Include foods rich in phytoestrogens such as tofu, whole grains, beans and lentils, flax seeds, berries, and steel-cut oats to help in relieving hormonal fluctuations.

Eat a heart-healthy diet, including at least five portions of different coloured fruit and vegetables, plenty of fibre-rich cereal foods, nuts & seeds (unsalted), peas and beans.

Aim for two to three portions of calcium-rich foods every day.

Non-Hormonal Therapy - Exercises

Exercising will help in relieving insomnia and improving mood swings effectively. Moderate aerobic activity for at least 150 minutes per week or vigorous aerobic activity for at least 75 minutes per week is recommended. Strength training exercises are recommended at least twice a week.

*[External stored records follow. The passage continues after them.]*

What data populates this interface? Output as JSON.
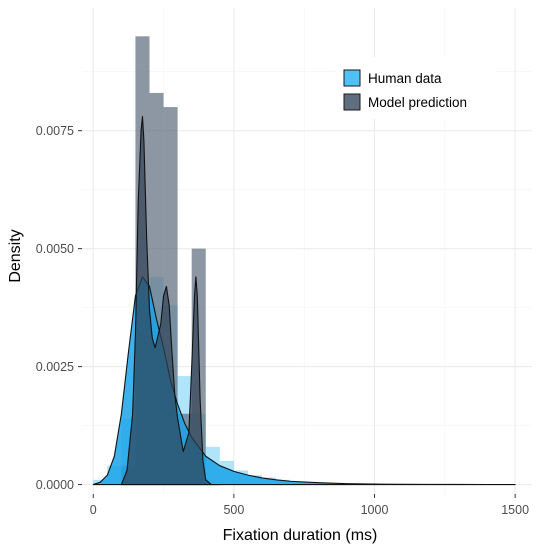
{
  "chart_data": {
    "type": "histogram+density",
    "title": "",
    "xlabel": "Fixation duration (ms)",
    "ylabel": "Density",
    "xlim": [
      -40,
      1560
    ],
    "ylim": [
      -0.0002,
      0.0101
    ],
    "x_ticks": [
      0,
      500,
      1000,
      1500
    ],
    "x_tick_labels": [
      "0",
      "500",
      "1000",
      "1500"
    ],
    "y_ticks": [
      0.0,
      0.0025,
      0.005,
      0.0075
    ],
    "y_tick_labels": [
      "0.0000",
      "0.0025",
      "0.0050",
      "0.0075"
    ],
    "grid": true,
    "legend_position": "top-right",
    "bin_width": 50,
    "series": [
      {
        "name": "Human data",
        "fill_color": "#4fc3f7",
        "density_fill_color": "#1aa3e8",
        "histogram": {
          "bin_starts": [
            0,
            50,
            100,
            150,
            200,
            250,
            300,
            350,
            400,
            450,
            500,
            550,
            600,
            650,
            700,
            750,
            800,
            850
          ],
          "values": [
            0.0001,
            0.0004,
            0.0014,
            0.0039,
            0.0044,
            0.0038,
            0.0023,
            0.0015,
            0.0008,
            0.0005,
            0.0003,
            0.0002,
            0.00015,
            0.0001,
            5e-05,
            4e-05,
            2e-05,
            1e-05
          ]
        },
        "density": {
          "x": [
            0,
            25,
            50,
            75,
            100,
            125,
            150,
            175,
            200,
            225,
            250,
            275,
            300,
            325,
            350,
            375,
            400,
            450,
            500,
            550,
            600,
            650,
            700,
            800,
            900,
            1000,
            1100,
            1200,
            1300,
            1400,
            1500
          ],
          "y": [
            0.0,
            5e-05,
            0.0002,
            0.0006,
            0.0015,
            0.0028,
            0.004,
            0.0044,
            0.0042,
            0.0035,
            0.0029,
            0.0022,
            0.0017,
            0.0013,
            0.001,
            0.0008,
            0.0006,
            0.0004,
            0.00028,
            0.0002,
            0.00014,
            0.0001,
            7e-05,
            4e-05,
            2e-05,
            1e-05,
            6e-06,
            4e-06,
            2e-06,
            1e-06,
            0.0
          ]
        }
      },
      {
        "name": "Model prediction",
        "fill_color": "#5f6f7f",
        "density_fill_color": "#2f4155",
        "histogram": {
          "bin_starts": [
            100,
            150,
            200,
            250,
            300,
            350
          ],
          "values": [
            0.0004,
            0.0095,
            0.0083,
            0.008,
            0.0015,
            0.005
          ]
        },
        "density": {
          "x": [
            100,
            120,
            140,
            150,
            160,
            170,
            175,
            180,
            190,
            200,
            210,
            220,
            240,
            250,
            260,
            270,
            280,
            290,
            300,
            320,
            340,
            350,
            360,
            365,
            370,
            380,
            390,
            400,
            420,
            450
          ],
          "y": [
            0.0,
            0.0003,
            0.0015,
            0.0032,
            0.006,
            0.0075,
            0.0078,
            0.0073,
            0.0052,
            0.0037,
            0.0031,
            0.0029,
            0.0034,
            0.004,
            0.0042,
            0.0038,
            0.0028,
            0.0019,
            0.0014,
            0.0007,
            0.0011,
            0.0025,
            0.004,
            0.0044,
            0.004,
            0.0018,
            0.0005,
            0.0001,
            0.0,
            0.0
          ]
        }
      }
    ]
  }
}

Yoga for relieving stress as well as managing Menopausal Symptoms

Many studies among women have found that yoga has helped in relieving menopause physical and physiological symptoms and managing hormonal imbalances. Yoga helps in rebalancing your emotions, restoring depleted energy, and improving metabolism. There are a few yoga poses that you can try :

  1. Shoulder stand otherwise known as Salamba Sarvangasana

  2. Marichi’s pose or Marichyasana

  3. Head to knee forward bend or Janu Sirsasana

  4. Reclining bound angle pose or Supta Baddha Konasana

  5. Bridge pose or Setu bandha sarvangasana


Menopause is a natural part of any woman's lifespan, but it can be very difficult to deal with and understand. Knowing what to expect can help you not only get through this change in your life but also lower your risk of dangerous complications. Communicating with your healthcare provider about menopause is just as important as the above lifestyle changes, so don't hesitate to ask questions!